🧬 BDNF Extraction Viewer

Multiple Sclerosis (MS) therapies effectively modulate peripheral immune responses but largely fail to promote neural repair within the central nervous system. This review evaluates whether psychedelic compounds (PSYs), via 5-HT2A activation, can fill a critical therapeutic gap: the need for agents that simultaneously suppress neuroinflammation and promote regeneration. We dissect the evidence suggesting PSYs can reprogram the neuroimmune milieu by downregulating key pro-inflammatory cytokines (e.g., TNF-α, IL-6) in glial cells while concurrently upregulating crucial neurotrophic factors (e.g., BDNF) that promote synaptic plasticity and oligodendrocyte support.
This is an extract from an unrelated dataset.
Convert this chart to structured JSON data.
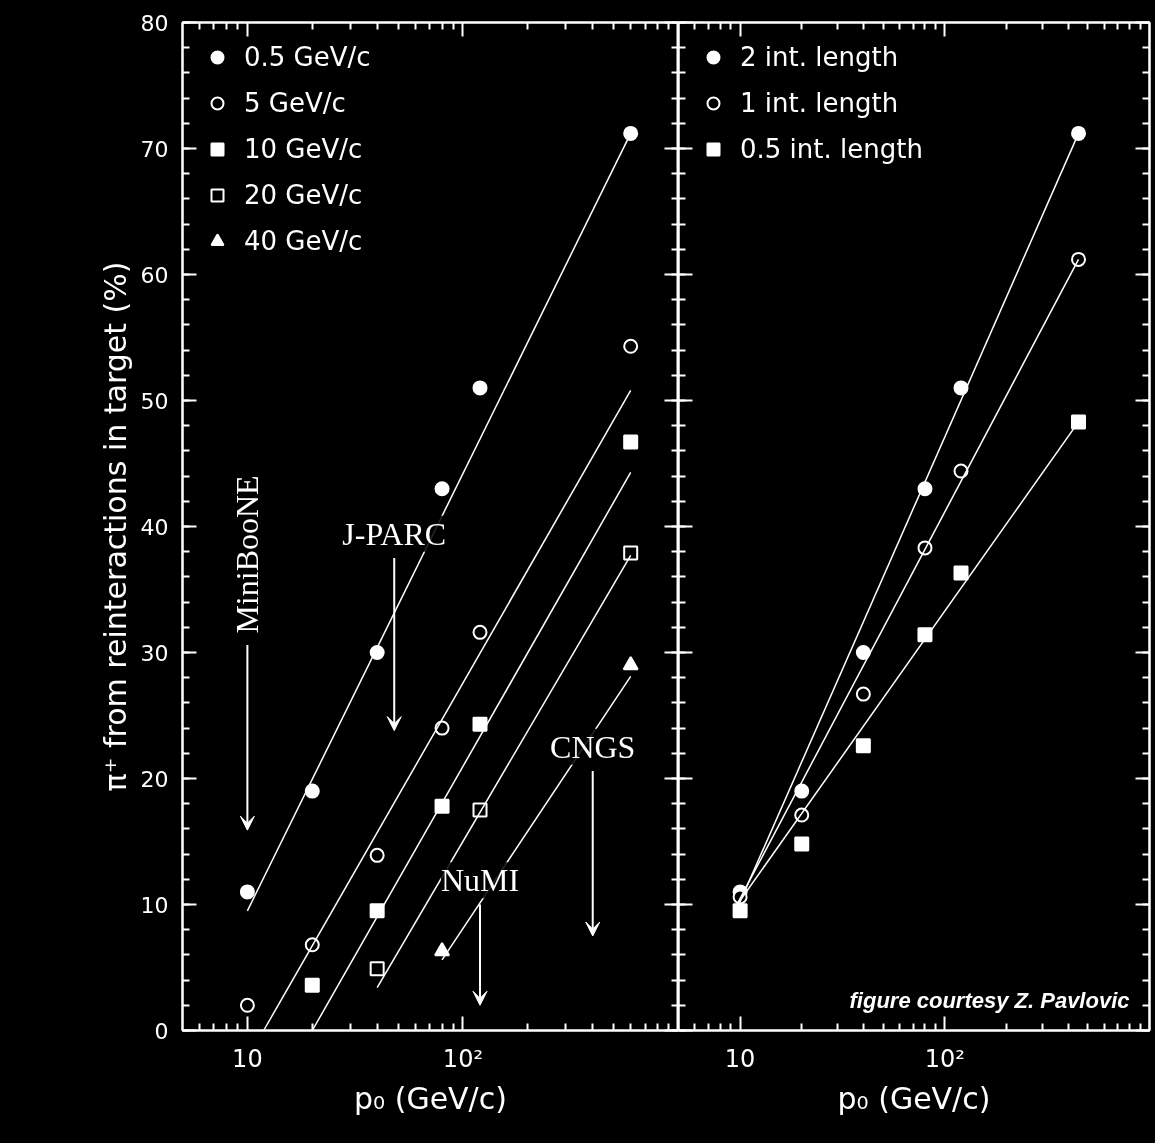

However, we argue that the current evidence, largely derived from non-specific inflammation models, is insufficient to predict clinical efficacy in an autoimmune disease like MS. We critically analyze the significant translational barriers-from cardiovascular and psychiatric risks to profound legal and ethical challenges-that temper the immediate clinical promise. Finally, we propose a forward-looking perspective, suggesting that the true value of PSYs may lie not in their direct clinical use, but in uncovering novel therapeutic pathways. The emergence of non-hallucinogenic, functionally selective 5-HT2A agonists, inspired by psychedelic pharmacology, represents a more viable strategy to harness these mechanisms for MS therapy, demanding rigorous preclinical validation in disease-relevant models.